October 15, 2003

Bush's War Plan Is Scarier Than He's Saying: The Widening Crusade

The _resident's neo-con wet dream has led to a foolish
military adventure in Iraq that has cost the lives of
several hundred young US soldiers (and uncounted
thousands of Iraqis), BUT it is just the beginning.
The Bush cabal is not going to retreat, it is going to
try to pull us al down the slippery slope into a
regional war. This story from the Village Voice is
very important. Please share it with your fellow
citizens. The courage, experience, credibility and
intelligence of Wesley Clark (D-NATO), if he does not
falter, and perhaps Sen. John Kerry (D-Mekong Delta),
if he can find the right voice, are going to be very,
very valuable in the coming months...

http://www.villagevoice.com/issues/0342/schanberg.php

Bush's War Plan Is Scarier Than He's Saying: The Widening Crusade
by Sidney H. Schanberg
October 15 - 21, 2003


If some wishful Americans are still hoping President
Bush will acknowledge that his imperial foreign policy
has stumbled in Iraq and needs fixing or reining in,
they should put aside those reveries. He's going all
the way—and taking us with him.

The Israeli bombing raid on Syria October 5 was an
expansion of the Bush policy, carried out by the
Sharon government but with the implicit approval of
Washington. The government in Iran, said to be seeking
to develop a nuclear weapon, reportedly expects to be
the next target.

No one who believes in democracy need feel any empathy
toward the governments of Syria and Iran, for they
assist the terrorist movement, yet if the Bush White
House is going to use its preeminent military force to
subdue and neutralize all "evildoers" and adversaries
everywhere in the world, the American public should be
told now. Such an undertaking would be virtually
endless and would require the sacrifice of enormous
blood and treasure.

With no guarantee of success. And no precedent in
history for such a crusade having lasting effect.

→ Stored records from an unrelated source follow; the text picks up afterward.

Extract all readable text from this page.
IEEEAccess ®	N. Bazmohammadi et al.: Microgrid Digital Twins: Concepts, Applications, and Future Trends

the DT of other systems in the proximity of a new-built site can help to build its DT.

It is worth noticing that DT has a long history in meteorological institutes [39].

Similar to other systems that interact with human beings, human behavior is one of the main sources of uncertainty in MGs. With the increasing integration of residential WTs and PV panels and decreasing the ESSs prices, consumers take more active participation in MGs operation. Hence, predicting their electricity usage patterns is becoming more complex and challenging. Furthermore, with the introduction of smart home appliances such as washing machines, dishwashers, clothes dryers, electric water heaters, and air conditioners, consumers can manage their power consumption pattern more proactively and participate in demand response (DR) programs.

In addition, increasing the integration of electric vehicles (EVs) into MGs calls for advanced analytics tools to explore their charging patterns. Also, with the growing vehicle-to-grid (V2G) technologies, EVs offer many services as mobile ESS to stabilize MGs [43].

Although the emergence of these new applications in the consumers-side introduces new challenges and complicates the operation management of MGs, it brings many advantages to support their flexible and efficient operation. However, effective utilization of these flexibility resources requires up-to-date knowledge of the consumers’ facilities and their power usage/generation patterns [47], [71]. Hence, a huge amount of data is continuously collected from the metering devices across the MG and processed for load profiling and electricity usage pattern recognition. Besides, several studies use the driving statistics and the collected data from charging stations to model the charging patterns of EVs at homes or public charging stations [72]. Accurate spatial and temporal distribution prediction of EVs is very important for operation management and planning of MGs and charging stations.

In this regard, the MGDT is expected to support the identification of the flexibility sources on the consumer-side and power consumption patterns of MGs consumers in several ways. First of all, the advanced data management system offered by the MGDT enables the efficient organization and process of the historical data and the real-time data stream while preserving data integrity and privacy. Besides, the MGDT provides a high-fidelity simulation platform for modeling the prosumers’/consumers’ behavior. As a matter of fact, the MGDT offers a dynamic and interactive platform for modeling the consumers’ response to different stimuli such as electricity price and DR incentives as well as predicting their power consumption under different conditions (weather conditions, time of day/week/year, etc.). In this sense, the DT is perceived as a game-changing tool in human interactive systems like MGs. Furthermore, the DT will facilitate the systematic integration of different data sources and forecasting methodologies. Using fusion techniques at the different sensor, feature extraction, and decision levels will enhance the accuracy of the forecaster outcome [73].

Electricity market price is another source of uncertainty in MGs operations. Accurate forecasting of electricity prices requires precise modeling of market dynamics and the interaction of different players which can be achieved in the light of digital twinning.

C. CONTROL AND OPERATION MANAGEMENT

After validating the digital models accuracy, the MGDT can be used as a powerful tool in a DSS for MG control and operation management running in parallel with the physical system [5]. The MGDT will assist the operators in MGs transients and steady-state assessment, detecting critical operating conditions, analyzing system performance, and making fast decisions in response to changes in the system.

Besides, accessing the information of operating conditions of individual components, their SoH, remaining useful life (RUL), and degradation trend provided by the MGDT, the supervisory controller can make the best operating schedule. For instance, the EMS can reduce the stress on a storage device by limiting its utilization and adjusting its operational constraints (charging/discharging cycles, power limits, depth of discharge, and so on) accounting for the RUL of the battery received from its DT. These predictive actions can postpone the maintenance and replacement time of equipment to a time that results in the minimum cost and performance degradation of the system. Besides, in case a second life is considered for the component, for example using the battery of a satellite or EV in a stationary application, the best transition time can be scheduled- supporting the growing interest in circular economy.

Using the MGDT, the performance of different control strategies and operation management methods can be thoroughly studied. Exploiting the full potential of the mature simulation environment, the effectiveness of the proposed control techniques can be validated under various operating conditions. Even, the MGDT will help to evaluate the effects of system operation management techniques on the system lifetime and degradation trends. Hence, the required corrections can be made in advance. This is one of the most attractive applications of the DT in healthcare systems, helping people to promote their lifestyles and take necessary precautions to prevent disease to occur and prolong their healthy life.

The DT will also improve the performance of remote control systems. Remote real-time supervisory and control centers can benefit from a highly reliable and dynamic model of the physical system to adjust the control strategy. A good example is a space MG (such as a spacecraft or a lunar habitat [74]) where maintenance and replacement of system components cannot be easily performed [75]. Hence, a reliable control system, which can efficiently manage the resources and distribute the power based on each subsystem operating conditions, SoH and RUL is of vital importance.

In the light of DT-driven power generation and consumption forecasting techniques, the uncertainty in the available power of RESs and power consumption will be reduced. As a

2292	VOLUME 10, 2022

People close to the president say that his conversion
to evangelical Methodism, after a life of aimless
carousing, markedly informs his policies, both foreign
and domestic. In the soon-to-be-published The Faith of
George W. Bush (Tarcher/Penguin), a sympathetic
account of this religious journey, author Stephen
Mansfield writes (in the advance proofs) that in the
election year 2000, Bush told Texas preacher James
Robison, one of his spiritual mentors: "I feel like
God wants me to run for president. I can't explain it,
but I sense my country is going to need me. . . . I
know it won't be easy on me or my family, but God
wants me to do it."

Mansfield also reports: "Aides found him face down on
the floor in prayer in the Oval Office. It became
known that he refused to eat sweets while American
troops were in Iraq, a partial fast seldom reported of
an American president. And he framed America's
challenges in nearly biblical language. Saddam Hussein
is an evildoer. He has to go." The author concludes: "
. . . the Bush administration does deeply reflect its
leader, and this means that policy, even in military
matters, will be processed in terms of the personal,
in terms of the moral, and in terms of a sense of
divine purpose that propels the present to meet the
challenges of its time."

Some who read this article may choose to view it as
the partisan perspective of a political liberal. But I
have experienced wars—in India and Indochina—and have
measured their results. And most of the men and women
who are advocating the Bush Doctrine have not. You
will find few generals among them. They are, instead,
academics and think-tank people and born-again
missionaries. One must not entertain any illusion that
they are only opportunists in search of power, for
most of them truly believe in their vision of a world
crusade under the American flag. They are serious, and
they now have power at the top.

I believe that last week's blitz of aggressive
speeches and spin by the president and his chief
counselors removed all doubt of his intentions.

"As long as George W. Bush is president of the United
States," Vice President Cheney told the friendly
Heritage Foundation, "this country will not permit
gathering threats to become certain tragedies." The
president himself must tell us now what this vow
entails.

The public relations deluge by Bush, Cheney, Secretary
of State Colin Powell, National Security Adviser
Condoleezza Rice, and Defense Secretary Donald
Rumsfeld seemed to be aimed at denying any policy
fumbles and insisting that the liberal press was
ignoring the positive developments in Iraq.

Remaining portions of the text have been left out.